Quadratic Formula Calculator
Solve quadratic equations
Frequently Asked Questions
What is the quadratic formula?
The quadratic formula solves ax² + bx + c = 0: x = (-b ± √(b²-4ac)) / (2a). Enter coefficients a, b, and c to find both solutions. For x² - 5x + 6 = 0: x = (5 ± √1) / 2, giving x = 3 and x = 2.
What is the discriminant and what does it tell me?
The discriminant is D = b² - 4ac. If D > 0: two distinct real roots. If D = 0: one repeated real root. If D < 0: two complex conjugate roots. The calculator shows the discriminant value and root type.
How do I find the vertex of a parabola?
The vertex x-coordinate is x = -b/(2a). Substitute back to find y.

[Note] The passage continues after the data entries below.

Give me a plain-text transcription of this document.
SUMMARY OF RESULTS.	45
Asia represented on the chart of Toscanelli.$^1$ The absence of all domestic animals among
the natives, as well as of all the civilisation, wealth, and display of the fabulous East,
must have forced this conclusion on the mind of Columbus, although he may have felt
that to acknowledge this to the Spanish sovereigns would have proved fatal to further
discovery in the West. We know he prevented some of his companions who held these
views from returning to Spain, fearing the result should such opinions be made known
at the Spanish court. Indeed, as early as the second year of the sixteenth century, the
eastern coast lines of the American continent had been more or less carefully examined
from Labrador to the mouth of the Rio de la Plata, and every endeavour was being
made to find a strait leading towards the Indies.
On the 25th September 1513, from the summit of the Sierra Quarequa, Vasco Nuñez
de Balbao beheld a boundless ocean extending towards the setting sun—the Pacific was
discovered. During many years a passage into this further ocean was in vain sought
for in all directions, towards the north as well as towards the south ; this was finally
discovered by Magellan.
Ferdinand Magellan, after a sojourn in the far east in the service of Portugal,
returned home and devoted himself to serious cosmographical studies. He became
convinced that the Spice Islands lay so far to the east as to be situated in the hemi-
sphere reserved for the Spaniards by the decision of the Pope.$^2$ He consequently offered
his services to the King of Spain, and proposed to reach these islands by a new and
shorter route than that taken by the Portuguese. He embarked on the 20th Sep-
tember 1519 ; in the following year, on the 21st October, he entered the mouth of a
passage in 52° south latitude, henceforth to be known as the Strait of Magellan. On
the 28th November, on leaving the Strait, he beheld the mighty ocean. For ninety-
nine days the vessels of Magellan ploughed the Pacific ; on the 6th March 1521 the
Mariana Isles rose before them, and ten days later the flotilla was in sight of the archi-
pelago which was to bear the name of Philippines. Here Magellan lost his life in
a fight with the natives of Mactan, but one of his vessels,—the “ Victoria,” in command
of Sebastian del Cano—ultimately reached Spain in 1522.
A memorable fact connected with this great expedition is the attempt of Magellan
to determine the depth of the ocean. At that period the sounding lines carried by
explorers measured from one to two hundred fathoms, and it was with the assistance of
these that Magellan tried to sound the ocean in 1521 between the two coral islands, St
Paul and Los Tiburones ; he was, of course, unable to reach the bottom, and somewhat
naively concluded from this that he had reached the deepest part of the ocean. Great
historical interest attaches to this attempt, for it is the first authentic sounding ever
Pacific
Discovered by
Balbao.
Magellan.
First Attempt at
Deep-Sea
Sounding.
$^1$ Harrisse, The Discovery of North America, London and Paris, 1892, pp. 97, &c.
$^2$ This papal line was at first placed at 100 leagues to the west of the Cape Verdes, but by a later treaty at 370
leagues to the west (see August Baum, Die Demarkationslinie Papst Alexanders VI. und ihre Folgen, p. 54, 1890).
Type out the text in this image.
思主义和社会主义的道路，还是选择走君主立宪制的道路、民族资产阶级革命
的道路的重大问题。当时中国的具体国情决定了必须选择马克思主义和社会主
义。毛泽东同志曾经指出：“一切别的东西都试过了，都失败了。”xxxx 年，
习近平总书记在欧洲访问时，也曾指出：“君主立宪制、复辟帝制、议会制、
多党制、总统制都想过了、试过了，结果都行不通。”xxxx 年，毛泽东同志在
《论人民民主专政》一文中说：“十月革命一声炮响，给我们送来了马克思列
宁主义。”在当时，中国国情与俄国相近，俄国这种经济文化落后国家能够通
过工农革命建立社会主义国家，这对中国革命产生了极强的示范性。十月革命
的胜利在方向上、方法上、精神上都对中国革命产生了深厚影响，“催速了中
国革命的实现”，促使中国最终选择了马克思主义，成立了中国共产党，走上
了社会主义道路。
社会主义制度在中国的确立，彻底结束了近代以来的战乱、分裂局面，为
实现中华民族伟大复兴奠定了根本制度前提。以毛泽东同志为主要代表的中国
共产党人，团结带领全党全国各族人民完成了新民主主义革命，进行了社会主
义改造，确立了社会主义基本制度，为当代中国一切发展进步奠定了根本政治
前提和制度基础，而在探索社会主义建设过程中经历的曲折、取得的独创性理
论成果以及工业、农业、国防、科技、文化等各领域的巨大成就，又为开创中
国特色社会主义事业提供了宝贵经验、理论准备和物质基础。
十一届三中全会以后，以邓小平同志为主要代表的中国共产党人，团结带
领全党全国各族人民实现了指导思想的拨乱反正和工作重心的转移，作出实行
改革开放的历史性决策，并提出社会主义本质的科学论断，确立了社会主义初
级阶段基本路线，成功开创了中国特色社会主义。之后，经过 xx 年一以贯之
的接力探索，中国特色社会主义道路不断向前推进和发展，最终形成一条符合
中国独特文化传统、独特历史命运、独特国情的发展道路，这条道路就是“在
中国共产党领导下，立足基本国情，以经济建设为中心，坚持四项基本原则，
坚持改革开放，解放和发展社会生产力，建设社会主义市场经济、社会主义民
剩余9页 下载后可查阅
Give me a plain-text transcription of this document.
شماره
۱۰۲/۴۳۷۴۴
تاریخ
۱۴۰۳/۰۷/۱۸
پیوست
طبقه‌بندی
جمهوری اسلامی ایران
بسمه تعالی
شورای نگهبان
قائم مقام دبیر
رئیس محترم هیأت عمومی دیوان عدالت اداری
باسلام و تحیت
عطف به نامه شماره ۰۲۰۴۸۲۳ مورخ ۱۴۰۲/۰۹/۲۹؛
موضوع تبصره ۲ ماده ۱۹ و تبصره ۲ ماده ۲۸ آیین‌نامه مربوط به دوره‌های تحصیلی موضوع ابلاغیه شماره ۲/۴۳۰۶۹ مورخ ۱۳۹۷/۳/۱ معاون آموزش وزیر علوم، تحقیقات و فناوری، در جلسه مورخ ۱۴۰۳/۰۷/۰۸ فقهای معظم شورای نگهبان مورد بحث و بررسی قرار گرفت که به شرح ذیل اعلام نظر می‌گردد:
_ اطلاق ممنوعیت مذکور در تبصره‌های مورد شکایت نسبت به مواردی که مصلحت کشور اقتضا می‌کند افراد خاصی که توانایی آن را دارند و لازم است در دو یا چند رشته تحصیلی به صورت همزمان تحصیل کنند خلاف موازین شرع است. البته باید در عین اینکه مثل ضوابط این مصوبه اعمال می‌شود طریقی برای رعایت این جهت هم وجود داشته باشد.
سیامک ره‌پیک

For y = 2x² - 8x + 3: vertex x = 8/4 = 2, y = 2(4) - 16 + 3 = -5. Vertex is at (2, -5). The calculator shows the vertex coordinates.
What are complex roots?
When the discriminant is negative, roots involve imaginary numbers. For x² + x + 1 = 0: D = 1-4 = -3, roots are (-1 ± i√3)/2. The calculator displays complex roots in a+bi form.
Can I solve higher-degree polynomials?
This calculator solves degree-2 (quadratic) equations. For cubic (degree 3) and quartic (degree 4) equations, different formulas exist. Degree 5 and above have no general algebraic solution (Abel-Ruffini theorem).